International Atomic Energy Agency (IAEA) chief Rafael Grossi urged Tehran on Tuesday to adopt "concrete" measures to foster collaboration. The UN is seeking to re-establish oversight of Iran's atomic activities but has met various setbacks over how to implement a deal struck last year. However, officials on both sides suggested that there is some distance between their positions.

At a news conference in the Iranian city of Isfahan, Grossi said he had proposed in talks with Iranian officials:
"To focus on very practical and tangible measures that can be implemented in order to accelerate cooperation. What we are looking at is concrete measures that could make this [the deal] operational."
Mohammad Eslami, the head of the Atomic Energy Organization of Iran insisted that the talks with Grossi had been positive and productive:
"We continue interactions over unresolved issues. The important point is that Mr Grossi takes the necessary actions to settle the problems that are mainly political."
No new deal

While both men said there would be no immediate new deal during Grossi's visit, they pointed to a March 2023 joint statement as a path forward for cooperation.

That statement included a pledge by Iran to resolve issues around sites where inspectors have questions about possible undeclared nuclear activity, and to allow the IAEA to "implement further appropriate verification and monitoring activities".

Iran and IAEA have often clashed over the UN agency's task of monitoring a nuclear programme that Western nations suspect is aimed at eventually developing a nuclear weapon. Tehran denies wanting to build nuclear weapons.

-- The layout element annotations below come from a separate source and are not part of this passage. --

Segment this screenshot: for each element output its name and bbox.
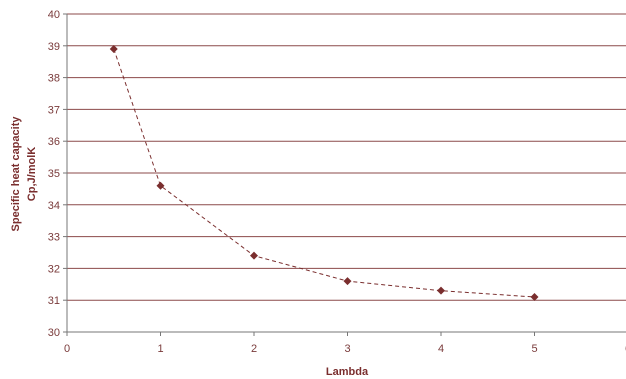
y-axis-title-line-1: Specific heat capacity — [10, 116, 22, 232]
y-tick-label: 35 — [48, 168, 60, 180]
x-tick-label: 4 — [438, 343, 444, 355]
y-tick-label: 36 — [48, 136, 60, 148]
y-tick-label: 33 — [48, 232, 60, 244]
y-tick-label: 34 — [48, 200, 60, 212]
data-point — [250, 252, 258, 260]
data-point — [157, 182, 165, 190]
x-tick-label: 2 — [251, 343, 257, 355]
y-tick-labels: 30 31 32 33 34 35 36 37 38 39 40 — [48, 9, 60, 339]
y-tick-label: 30 — [48, 327, 60, 339]
x-axis-title: Lambda — [326, 366, 369, 378]
y-tick-label: 32 — [48, 263, 60, 275]
y-tick-label: 31 — [48, 295, 60, 307]
x-tick-label: 0 — [64, 343, 70, 355]
y-axis-title-line-2: Cp,J/molK — [26, 147, 38, 201]
y-tick-label: 38 — [48, 73, 60, 85]
x-tick-label: 3 — [344, 343, 350, 355]
x-tick-labels: 0123456 — [64, 343, 626, 355]
data-point — [437, 287, 445, 295]
x-tick-label: 1 — [157, 343, 163, 355]
x-tick-label: 5 — [531, 343, 537, 355]
y-tick-label: 40 — [48, 9, 60, 21]
axes — [63, 14, 626, 336]
y-axis-title: Specific heat capacity Cp,J/molK — [10, 116, 38, 232]
y-tick-label: 39 — [48, 41, 60, 53]
data-point — [344, 277, 352, 285]
y-tick-label: 37 — [48, 104, 60, 116]
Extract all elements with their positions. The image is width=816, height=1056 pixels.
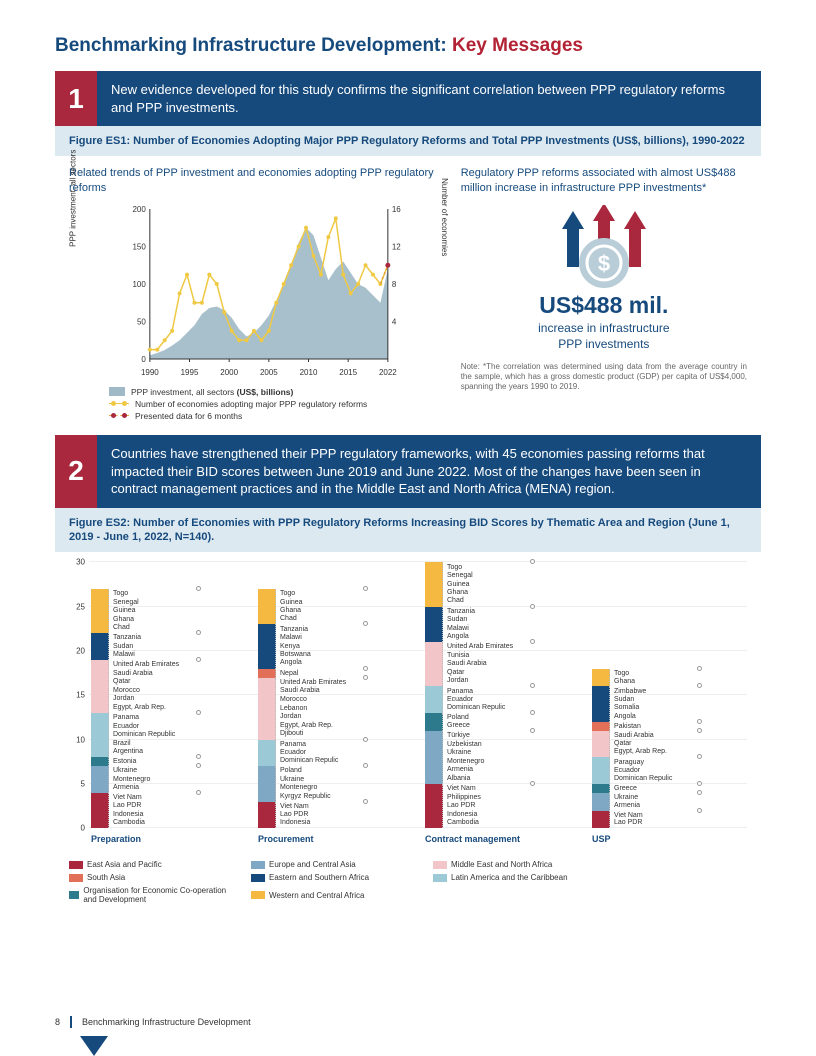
- svg-text:200: 200: [132, 205, 146, 214]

Iran is enriching uranium to up to 60 percent purity, close to about 90 percent of weapons grade. If that material were enriched further, it would suffice for two nuclear weapons, according to an official IAEA yardstick. No other state has enriched to that level without using it to produce weapons.

Grossi has already warned that Tehran has enough uranium enriched to near-weapons-grade levels to make "several" nuclear bombs if it chooses to do so. He has acknowledged the agency cannot guarantee that none of Iran's centrifuges may have been peeled away for clandestine enrichment.